分断
朝の空気は澄んでいた。
「昼から山登りかー……休み明けの体に効くぜ。」
斧を担いだブロックが、あくび混じりにぼやく。
「おいおい深酒はしてないだろうな。」
ラークからの疑いの目線が刺さる。
「さすがにしてねぇよ。しっかし、そんなとこで襲われたらめんどくせぇな」
「なら警戒してろ。油断してると、先に狙われるぞ」
ゴルザンが低く返すと、ブロックは「へいへい」と肩をすくめた。
「仲いいわね、あんたたち」
エルナが冷ややかに言うと、ラークが笑って返す。
「これでもチームワークは悪くないはずだぜ?」
馬車の周囲には、まだゆるい空気が流れていた。
***
山道に差し掛かった一行は、列を組んでゆっくりと進んでいく。
中腹に差し掛かる頃には、いつの間にか空が曇りはじめていた。
雲はまだ薄いが、どこか重たく、音もなく広がっていく。
誰もそれに言及しなかった。けれど、どこか息苦しさを感じさせる空模様だった。
前方には副官率いる騎士団、中央に馬車、その後ろに冒険者班。
それぞれの足音と蹄の音が、かすかに木々の間にこだまする。
エルナの耳がぴくりと動いた。
馬車の後方、周囲の風の流れが、わずかに変わった気がした。
「……風が止んだ」
小さく呟いた声に、隣を歩くラークが反応する。
「ん、何か感じたか?」
「まだ確証はない。でも、気配が濃い」
その瞬間、副官の鋭い声が前方から飛んできた。
「構えろ! 前方、茂みに動き!」
茂みがざわりと揺れた。次の瞬間、黒くただれた毛並みの獣──フレッシュバイターが姿を現す。

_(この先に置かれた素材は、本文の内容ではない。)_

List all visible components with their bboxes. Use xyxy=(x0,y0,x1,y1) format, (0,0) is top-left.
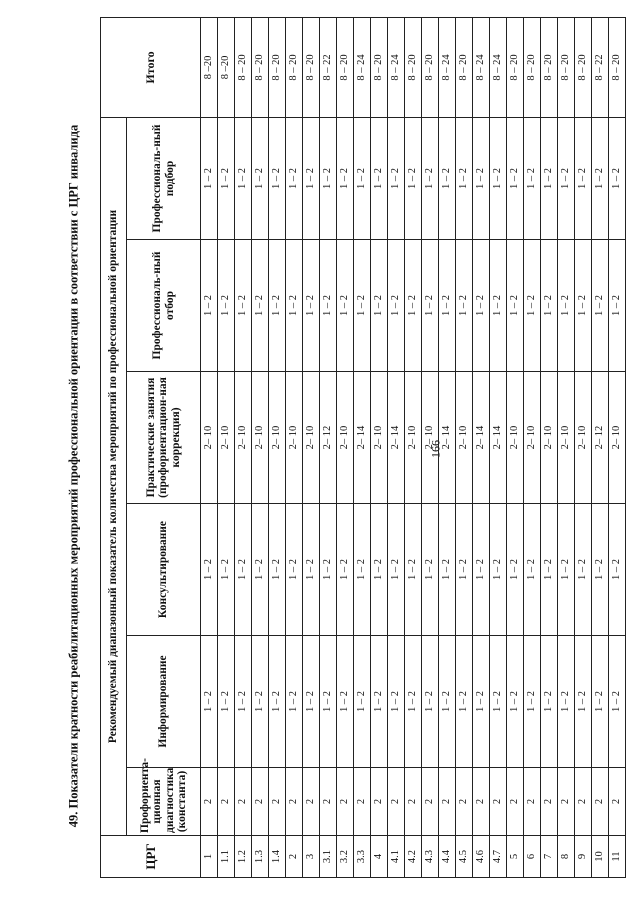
table-cell: 1 – 2 xyxy=(388,504,405,636)
table-cell: 1 – 2 xyxy=(337,504,354,636)
table-row xyxy=(575,17,592,877)
table-cell: 1 – 2 xyxy=(473,117,490,239)
table-cell: 2 xyxy=(507,768,524,836)
table-row xyxy=(473,17,490,877)
table-cell: 1 – 2 xyxy=(558,240,575,372)
total-cell: 8 – 22 xyxy=(320,17,337,117)
total-cell: 8 – 20 xyxy=(524,17,541,117)
row-label: 1 xyxy=(201,836,218,878)
table-cell: 2 xyxy=(524,768,541,836)
row-label: 4 xyxy=(371,836,388,878)
table-cell: 2– 10 xyxy=(541,372,558,504)
table-cell: 1 – 2 xyxy=(388,117,405,239)
table-row xyxy=(609,17,626,877)
table-row xyxy=(541,17,558,877)
table-cell: 2 xyxy=(473,768,490,836)
row-label: 4.1 xyxy=(388,836,405,878)
table-cell: 1 – 2 xyxy=(354,240,371,372)
row-label: 6 xyxy=(524,836,541,878)
table-cell: 1 – 2 xyxy=(439,240,456,372)
table-cell: 1 – 2 xyxy=(490,504,507,636)
table-row xyxy=(320,17,337,877)
table-cell: 2– 14 xyxy=(439,372,456,504)
table-cell: 1 – 2 xyxy=(405,636,422,768)
total-cell: 8 – 24 xyxy=(354,17,371,117)
table-cell: 1 – 2 xyxy=(422,117,439,239)
row-label: 1.3 xyxy=(252,836,269,878)
table-cell: 2– 10 xyxy=(337,372,354,504)
table-cell: 2– 14 xyxy=(354,372,371,504)
table-cell: 2 xyxy=(490,768,507,836)
total-cell: 8 – 24 xyxy=(439,17,456,117)
table-body xyxy=(201,17,626,877)
total-cell: 8 – 22 xyxy=(592,17,609,117)
table-cell: 2 xyxy=(337,768,354,836)
table-cell: 1 – 2 xyxy=(252,504,269,636)
column-header: Консультирование xyxy=(127,504,201,636)
row-label: 4.7 xyxy=(490,836,507,878)
table-cell: 2– 10 xyxy=(303,372,320,504)
table-cell: 1 – 2 xyxy=(609,240,626,372)
total-cell: 8 – 20 xyxy=(575,17,592,117)
row-label: 4.6 xyxy=(473,836,490,878)
table-cell: 2 xyxy=(422,768,439,836)
table-cell: 2 xyxy=(388,768,405,836)
row-label: 1.2 xyxy=(235,836,252,878)
table-cell: 1 – 2 xyxy=(235,240,252,372)
table-cell: 1 – 2 xyxy=(371,240,388,372)
total-cell: 8 – 20 xyxy=(405,17,422,117)
table-cell: 2– 14 xyxy=(473,372,490,504)
table-row xyxy=(388,17,405,877)
table-cell: 1 – 2 xyxy=(405,117,422,239)
row-label: 4.3 xyxy=(422,836,439,878)
table-cell: 1 – 2 xyxy=(422,504,439,636)
column-header: Профессиональ-ный подбор xyxy=(127,117,201,239)
table-cell: 1 – 2 xyxy=(592,504,609,636)
table-cell: 2 xyxy=(303,768,320,836)
total-cell: 8 – 20 xyxy=(286,17,303,117)
table-cell: 1 – 2 xyxy=(524,504,541,636)
column-header: Информирование xyxy=(127,636,201,768)
table-cell: 1 – 2 xyxy=(303,240,320,372)
document-title: 49. Показатели кратности реабилитационных мероприятий профессиональной ориентации в соответствии с ЦРГ инвалида xyxy=(66,124,81,828)
table-cell: 1 – 2 xyxy=(541,504,558,636)
table-row xyxy=(490,17,507,877)
total-cell: 8 – 20 xyxy=(269,17,286,117)
table-cell: 1 – 2 xyxy=(456,636,473,768)
table-cell: 1 – 2 xyxy=(592,240,609,372)
cpg-header: ЦРГ xyxy=(101,836,201,878)
table-cell: 1 – 2 xyxy=(388,240,405,372)
table-cell: 2 xyxy=(405,768,422,836)
table-cell: 1 – 2 xyxy=(201,117,218,239)
table-row xyxy=(422,17,439,877)
table-row xyxy=(524,17,541,877)
row-label: 4.4 xyxy=(439,836,456,878)
table-cell: 1 – 2 xyxy=(252,117,269,239)
row-label: 3 xyxy=(303,836,320,878)
total-cell: 8 – 20 xyxy=(609,17,626,117)
row-label: 7 xyxy=(541,836,558,878)
table-cell: 1 – 2 xyxy=(218,504,235,636)
table-cell: 1 – 2 xyxy=(235,117,252,239)
table-cell: 1 – 2 xyxy=(337,117,354,239)
table-cell: 1 – 2 xyxy=(473,240,490,372)
table-cell: 1 – 2 xyxy=(609,117,626,239)
column-header: Практические занятия (профориентацион-ная коррекция) xyxy=(127,372,201,504)
table-row xyxy=(405,17,422,877)
table-cell: 1 – 2 xyxy=(354,636,371,768)
table-cell: 1 – 2 xyxy=(609,636,626,768)
table-cell: 1 – 2 xyxy=(252,240,269,372)
row-label: 10 xyxy=(592,836,609,878)
table-container xyxy=(100,18,623,878)
table-cell: 1 – 2 xyxy=(354,117,371,239)
table-cell: 1 – 2 xyxy=(541,636,558,768)
table-cell: 1 – 2 xyxy=(269,504,286,636)
total-cell: 8 – 24 xyxy=(388,17,405,117)
table-cell: 1 – 2 xyxy=(286,117,303,239)
table-cell: 1 – 2 xyxy=(524,240,541,372)
table-cell: 2 xyxy=(558,768,575,836)
row-label: 4.2 xyxy=(405,836,422,878)
table-row xyxy=(558,17,575,877)
table-cell: 1 – 2 xyxy=(558,504,575,636)
table-cell: 1 – 2 xyxy=(575,117,592,239)
table-row xyxy=(439,17,456,877)
total-cell: 8 – 20 xyxy=(371,17,388,117)
table-cell: 1 – 2 xyxy=(507,240,524,372)
table-cell: 1 – 2 xyxy=(303,504,320,636)
table-cell: 2– 10 xyxy=(201,372,218,504)
table-row xyxy=(269,17,286,877)
table-cell: 2– 10 xyxy=(252,372,269,504)
table-cell: 1 – 2 xyxy=(558,117,575,239)
table-cell: 1 – 2 xyxy=(507,504,524,636)
table-cell: 2– 10 xyxy=(269,372,286,504)
table-row xyxy=(218,17,235,877)
table-row xyxy=(235,17,252,877)
table-cell: 2– 10 xyxy=(235,372,252,504)
table-cell: 1 – 2 xyxy=(371,117,388,239)
table-cell: 2 xyxy=(218,768,235,836)
table-cell: 1 – 2 xyxy=(201,636,218,768)
table-cell: 1 – 2 xyxy=(507,636,524,768)
page-number: 166 xyxy=(428,440,443,458)
table-cell: 1 – 2 xyxy=(286,636,303,768)
table-cell: 1 – 2 xyxy=(490,240,507,372)
table-cell: 1 – 2 xyxy=(456,504,473,636)
table-cell: 2 xyxy=(286,768,303,836)
table-cell: 1 – 2 xyxy=(490,636,507,768)
table-cell: 1 – 2 xyxy=(252,636,269,768)
total-cell: 8 – 20 xyxy=(252,17,269,117)
table-cell: 2 xyxy=(320,768,337,836)
table-cell: 1 – 2 xyxy=(439,117,456,239)
total-cell: 8 – 24 xyxy=(490,17,507,117)
table-cell: 1 – 2 xyxy=(201,504,218,636)
table-cell: 1 – 2 xyxy=(303,117,320,239)
table-cell: 1 – 2 xyxy=(286,240,303,372)
table-row xyxy=(371,17,388,877)
table-cell: 2– 10 xyxy=(422,372,439,504)
table-cell: 1 – 2 xyxy=(235,504,252,636)
table-cell: 1 – 2 xyxy=(524,117,541,239)
table-row xyxy=(337,17,354,877)
table-cell: 1 – 2 xyxy=(592,117,609,239)
table-cell: 1 – 2 xyxy=(388,636,405,768)
table-cell: 1 – 2 xyxy=(541,117,558,239)
table-cell: 1 – 2 xyxy=(320,117,337,239)
row-label: 2 xyxy=(286,836,303,878)
table-cell: 1 – 2 xyxy=(320,240,337,372)
total-cell: 8 – 20 xyxy=(507,17,524,117)
table-cell: 2 xyxy=(371,768,388,836)
column-header: Профориента-ционная диагностика (константа) xyxy=(127,768,201,836)
table-cell: 1 – 2 xyxy=(320,504,337,636)
total-cell: 8 – 20 xyxy=(541,17,558,117)
table-cell: 1 – 2 xyxy=(507,117,524,239)
total-cell: 8 – 20 xyxy=(337,17,354,117)
table-cell: 1 – 2 xyxy=(524,636,541,768)
row-label: 3.2 xyxy=(337,836,354,878)
table-cell: 2– 10 xyxy=(405,372,422,504)
table-cell: 1 – 2 xyxy=(405,504,422,636)
table-cell: 1 – 2 xyxy=(558,636,575,768)
table-cell: 1 – 2 xyxy=(473,504,490,636)
table-row xyxy=(456,17,473,877)
table-cell: 2– 10 xyxy=(507,372,524,504)
table-cell: 1 – 2 xyxy=(439,636,456,768)
table-cell: 2– 14 xyxy=(490,372,507,504)
table-cell: 1 – 2 xyxy=(541,240,558,372)
total-cell: 8 – 20 xyxy=(456,17,473,117)
table-cell: 1 – 2 xyxy=(218,117,235,239)
table-cell: 2 xyxy=(609,768,626,836)
table-row xyxy=(201,17,218,877)
group-header: Рекомендуемый диапазонный показатель количества мероприятий по профессиональной ориентации xyxy=(101,117,127,835)
table-cell: 2– 10 xyxy=(524,372,541,504)
table-cell: 2– 12 xyxy=(592,372,609,504)
row-label: 11 xyxy=(609,836,626,878)
row-label: 8 xyxy=(558,836,575,878)
total-cell: 8 –20 xyxy=(218,17,235,117)
table-cell: 1 – 2 xyxy=(218,240,235,372)
table-cell: 2– 10 xyxy=(558,372,575,504)
table-cell: 1 – 2 xyxy=(371,504,388,636)
table-row xyxy=(286,17,303,877)
row-label: 9 xyxy=(575,836,592,878)
table-cell: 1 – 2 xyxy=(218,636,235,768)
table-cell: 1 – 2 xyxy=(439,504,456,636)
table-cell: 1 – 2 xyxy=(422,636,439,768)
table-cell: 2 xyxy=(201,768,218,836)
table-header xyxy=(101,17,201,877)
table-cell: 2 xyxy=(252,768,269,836)
table-cell: 2– 10 xyxy=(575,372,592,504)
table-cell: 2 xyxy=(592,768,609,836)
table-cell: 1 – 2 xyxy=(575,504,592,636)
rehabilitation-table xyxy=(100,17,626,878)
table-cell: 1 – 2 xyxy=(269,240,286,372)
table-row xyxy=(354,17,371,877)
table-cell: 1 – 2 xyxy=(473,636,490,768)
row-label: 3.1 xyxy=(320,836,337,878)
table-row xyxy=(592,17,609,877)
table-cell: 2 xyxy=(541,768,558,836)
total-header: Итого xyxy=(101,17,201,117)
column-header: Профессиональ-ный отбор xyxy=(127,240,201,372)
table-cell: 2 xyxy=(269,768,286,836)
table-cell: 1 – 2 xyxy=(269,636,286,768)
row-label: 1.4 xyxy=(269,836,286,878)
row-label: 5 xyxy=(507,836,524,878)
table-cell: 1 – 2 xyxy=(337,636,354,768)
table-cell: 1 – 2 xyxy=(354,504,371,636)
table-row xyxy=(303,17,320,877)
table-cell: 1 – 2 xyxy=(371,636,388,768)
table-cell: 1 – 2 xyxy=(592,636,609,768)
table-cell: 1 – 2 xyxy=(575,636,592,768)
table-cell: 1 – 2 xyxy=(286,504,303,636)
table-cell: 2– 10 xyxy=(286,372,303,504)
table-cell: 1 – 2 xyxy=(337,240,354,372)
table-cell: 1 – 2 xyxy=(456,240,473,372)
table-cell: 2 xyxy=(575,768,592,836)
table-row xyxy=(252,17,269,877)
table-cell: 1 – 2 xyxy=(490,117,507,239)
table-cell: 1 – 2 xyxy=(422,240,439,372)
table-cell: 1 – 2 xyxy=(575,240,592,372)
total-cell: 8 – 20 xyxy=(303,17,320,117)
table-cell: 2 xyxy=(235,768,252,836)
table-cell: 1 – 2 xyxy=(405,240,422,372)
table-cell: 2– 12 xyxy=(320,372,337,504)
table-cell: 1 – 2 xyxy=(235,636,252,768)
table-cell: 2– 10 xyxy=(609,372,626,504)
table-cell: 2– 14 xyxy=(388,372,405,504)
row-label: 3.3 xyxy=(354,836,371,878)
total-cell: 8 – 20 xyxy=(558,17,575,117)
table-cell: 2 xyxy=(456,768,473,836)
row-label: 4.5 xyxy=(456,836,473,878)
table-cell: 1 – 2 xyxy=(269,117,286,239)
table-cell: 1 – 2 xyxy=(201,240,218,372)
total-cell: 8 –20 xyxy=(201,17,218,117)
table-cell: 1 – 2 xyxy=(609,504,626,636)
table-cell: 1 – 2 xyxy=(456,117,473,239)
table-cell: 1 – 2 xyxy=(320,636,337,768)
table-cell: 1 – 2 xyxy=(303,636,320,768)
total-cell: 8 – 20 xyxy=(235,17,252,117)
table-cell: 2– 10 xyxy=(371,372,388,504)
total-cell: 8 – 20 xyxy=(422,17,439,117)
table-cell: 2– 10 xyxy=(218,372,235,504)
total-cell: 8 – 24 xyxy=(473,17,490,117)
table-cell: 2 xyxy=(354,768,371,836)
table-cell: 2 xyxy=(439,768,456,836)
table-cell: 2– 10 xyxy=(456,372,473,504)
row-label: 1.1 xyxy=(218,836,235,878)
table-row xyxy=(507,17,524,877)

一体、二体、三体……続けざまに、道の左右から現れた。
「来たぞ!各員、馬車から離れるな! 周囲を固めろ!」
ラークが即座に盾を構え、馬車の左側へ飛び出す。
ゴルザンも剣を抜き、右から迫る獣へ真っ直ぐ突っ込んだ。
「ブロック、後部の守り! リシェから目を離すな!」
「おうよ!」
だが、その瞬間だった。
――ゴウンッ、と鈍い音が山肌から響き、斜面の上方で何かが動いた。
「崖だ、崩れるぞ!」
副官の声と同時に、岩と土が雪崩のように崩れ落ち、視界を遮った。
「……チッ!」
ゴルザンが舌打ちし、砂埃の中で剣を振るう。
すぐ傍にいたはずの騎士たちの姿が、煙に飲まれて見えない。
完全に分断された。
残されたのは、馬車と冒険者班、そして中にいたリシェ。
副官と騎士団は、崖の向こう側に取り残された。
「こっちは任せろ! 馬車を守れ!」
ラークが叫び、二体のバイターを同時に引きつけるように立ちふさがる。
盾に牙が食い込み、爪がギリギリと金属を削る。
「どけッ!」
ゴルザンが脇から飛び込み、斬撃を浴びせる。
だが、まだ終わらない。別の方向から、さらなる獣の気配。
「来るぞ……!」
数で押すつもりだ。崖の上に潜んでいた残党が、今度は崖下の道を回り込んでくる。
ゴルザンが斜め後ろを振り返り、怒鳴る。
「距離を取れ! 馬車を下げろ!」
だがリシェが馬車の中から身を乗り出し、叫んだ。
「後ろも囲まれてます!」
「囲む気か……っ」
エルナが矢を放ち、一体を撃ち落とす。
「動けるうちに突破するしかない!」
そんな中、ラークが叫ぶ。
「リシェ嬢、こっちだ!」
彼女が駆け出そうとした、その時だった。
――ガシャンッ!
何かが馬車の後輪にぶつかり、横転させようとする衝撃が走る。
リシェの体がぐらりと傾いた。
「危ねえッ!」
次の瞬間、盾が割れるような音と共に、ラークが彼女の前に飛び込んだ。
黒い爪が、彼の背中を裂いた。
時間が止まったような感覚の中で、
ゴルザンの視界が、真っ赤に染まっていく。